From his time as a director of the National Security Council in the late ’90s, Eddy remembers vividly being approached by a potential Cassandra—with some of the details being left classified.
“I was in a foreign country sitting at a bar trying to go home and this guy comes up to me and pitches me for asylum, saying (he is) a biological weapons scientist at a country that we care about and they are working on some really scary stuff that (the U.S.) needs to hear about,” recalled Eddy. “The details that he was able to say, and the way he described it, made it very clear that he was super credible.
“…We had a conversation with the folks in the U.S. government who study this stuff and at that point they said, ‘It’s not true, what (the asylum-seeker) is saying we are doing; science doesn’t allow for it yet.’
“But now those threats that were not scientifically possible in the late ’90s are possible now.”
There is plenty that still keeps Eddy up at night—particularly the eventual prospect of an artificially intelligent computer achieving “super intelligence” and not calculating an efficient purpose for humanity. (It’s not just a scenario out of The Terminator; major experts from Elon Musk to Stephen Hawking and Bill Gates have been sounding the alarm.)
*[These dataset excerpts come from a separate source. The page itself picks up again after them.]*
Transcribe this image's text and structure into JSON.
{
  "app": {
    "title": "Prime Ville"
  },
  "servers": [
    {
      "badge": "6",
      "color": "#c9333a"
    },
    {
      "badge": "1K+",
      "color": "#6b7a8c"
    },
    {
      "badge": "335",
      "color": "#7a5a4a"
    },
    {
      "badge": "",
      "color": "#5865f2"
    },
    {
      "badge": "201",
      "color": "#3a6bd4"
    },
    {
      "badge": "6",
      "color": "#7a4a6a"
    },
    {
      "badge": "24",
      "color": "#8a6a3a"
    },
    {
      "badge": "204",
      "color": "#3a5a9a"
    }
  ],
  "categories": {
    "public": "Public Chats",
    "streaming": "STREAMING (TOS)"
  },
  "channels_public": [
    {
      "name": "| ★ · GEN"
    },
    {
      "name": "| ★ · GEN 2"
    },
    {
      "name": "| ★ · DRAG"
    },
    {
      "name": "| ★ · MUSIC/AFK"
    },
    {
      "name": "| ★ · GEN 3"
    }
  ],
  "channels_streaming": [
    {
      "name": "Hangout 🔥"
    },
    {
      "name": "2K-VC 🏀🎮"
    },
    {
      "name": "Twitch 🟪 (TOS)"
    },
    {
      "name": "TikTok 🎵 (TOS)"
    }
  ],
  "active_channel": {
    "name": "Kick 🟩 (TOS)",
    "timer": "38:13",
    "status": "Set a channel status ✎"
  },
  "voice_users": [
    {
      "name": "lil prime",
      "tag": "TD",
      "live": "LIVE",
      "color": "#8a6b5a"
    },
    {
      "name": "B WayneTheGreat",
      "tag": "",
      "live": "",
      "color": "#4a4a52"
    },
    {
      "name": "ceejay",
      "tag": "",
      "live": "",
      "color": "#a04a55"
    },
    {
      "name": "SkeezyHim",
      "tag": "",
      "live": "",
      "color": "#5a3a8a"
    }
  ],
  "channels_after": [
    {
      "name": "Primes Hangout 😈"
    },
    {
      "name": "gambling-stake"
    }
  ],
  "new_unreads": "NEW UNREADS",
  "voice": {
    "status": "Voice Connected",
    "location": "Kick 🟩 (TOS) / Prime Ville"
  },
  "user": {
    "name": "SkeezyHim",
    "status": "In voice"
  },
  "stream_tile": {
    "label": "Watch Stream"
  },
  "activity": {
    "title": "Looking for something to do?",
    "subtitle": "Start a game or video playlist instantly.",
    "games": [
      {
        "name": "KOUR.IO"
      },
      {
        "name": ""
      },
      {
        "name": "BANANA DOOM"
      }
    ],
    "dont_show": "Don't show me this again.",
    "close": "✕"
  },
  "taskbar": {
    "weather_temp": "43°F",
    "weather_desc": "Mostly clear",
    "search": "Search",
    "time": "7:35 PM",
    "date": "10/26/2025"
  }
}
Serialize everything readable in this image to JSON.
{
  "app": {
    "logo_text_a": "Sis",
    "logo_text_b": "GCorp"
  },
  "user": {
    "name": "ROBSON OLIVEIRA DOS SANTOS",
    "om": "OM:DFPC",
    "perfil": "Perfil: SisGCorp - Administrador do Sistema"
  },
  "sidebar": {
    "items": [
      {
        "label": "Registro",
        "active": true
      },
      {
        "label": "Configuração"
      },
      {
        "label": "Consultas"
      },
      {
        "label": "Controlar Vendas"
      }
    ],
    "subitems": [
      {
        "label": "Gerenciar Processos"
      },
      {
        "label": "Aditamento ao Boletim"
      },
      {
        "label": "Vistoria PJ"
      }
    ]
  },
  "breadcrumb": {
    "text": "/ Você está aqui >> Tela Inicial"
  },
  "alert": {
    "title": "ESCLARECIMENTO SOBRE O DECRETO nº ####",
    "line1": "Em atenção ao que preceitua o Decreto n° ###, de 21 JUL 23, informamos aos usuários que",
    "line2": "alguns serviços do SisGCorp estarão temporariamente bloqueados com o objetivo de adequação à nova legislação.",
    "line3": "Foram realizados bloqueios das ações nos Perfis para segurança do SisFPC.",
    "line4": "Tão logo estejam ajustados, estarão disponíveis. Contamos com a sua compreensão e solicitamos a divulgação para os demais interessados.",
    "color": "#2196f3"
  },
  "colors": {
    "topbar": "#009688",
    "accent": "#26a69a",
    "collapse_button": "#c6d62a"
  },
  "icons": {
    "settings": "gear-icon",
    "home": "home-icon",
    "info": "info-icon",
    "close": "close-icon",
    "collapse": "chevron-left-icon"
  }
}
Despite the serious message, however, Eddy insists he and his co-author wrote Warnings with an optimistic message for readers.
“You write these (chapters), one after the other, about the most horrific events that happened to humanity,” said Eddy. “Those things happen. But the point of the book is if you look at (them), there’s actually something extraordinary that we discovered here. We’ve had catastrophes and we’re going to continue to have catastrophes, but if we look at a whole number of them, we could have mitigated or stopped some of them….”
To that end Eddy and Clarke have partnered with several other notables to launch an annual Cassandra Award to help publicize the next generation of predictors and maybe mitigate or stop a future catastrophe. Offering a prize of at least $10,000 for the first such award, they’re asking the public to help nominate potential Cassandras through the site, FindCassandra.com.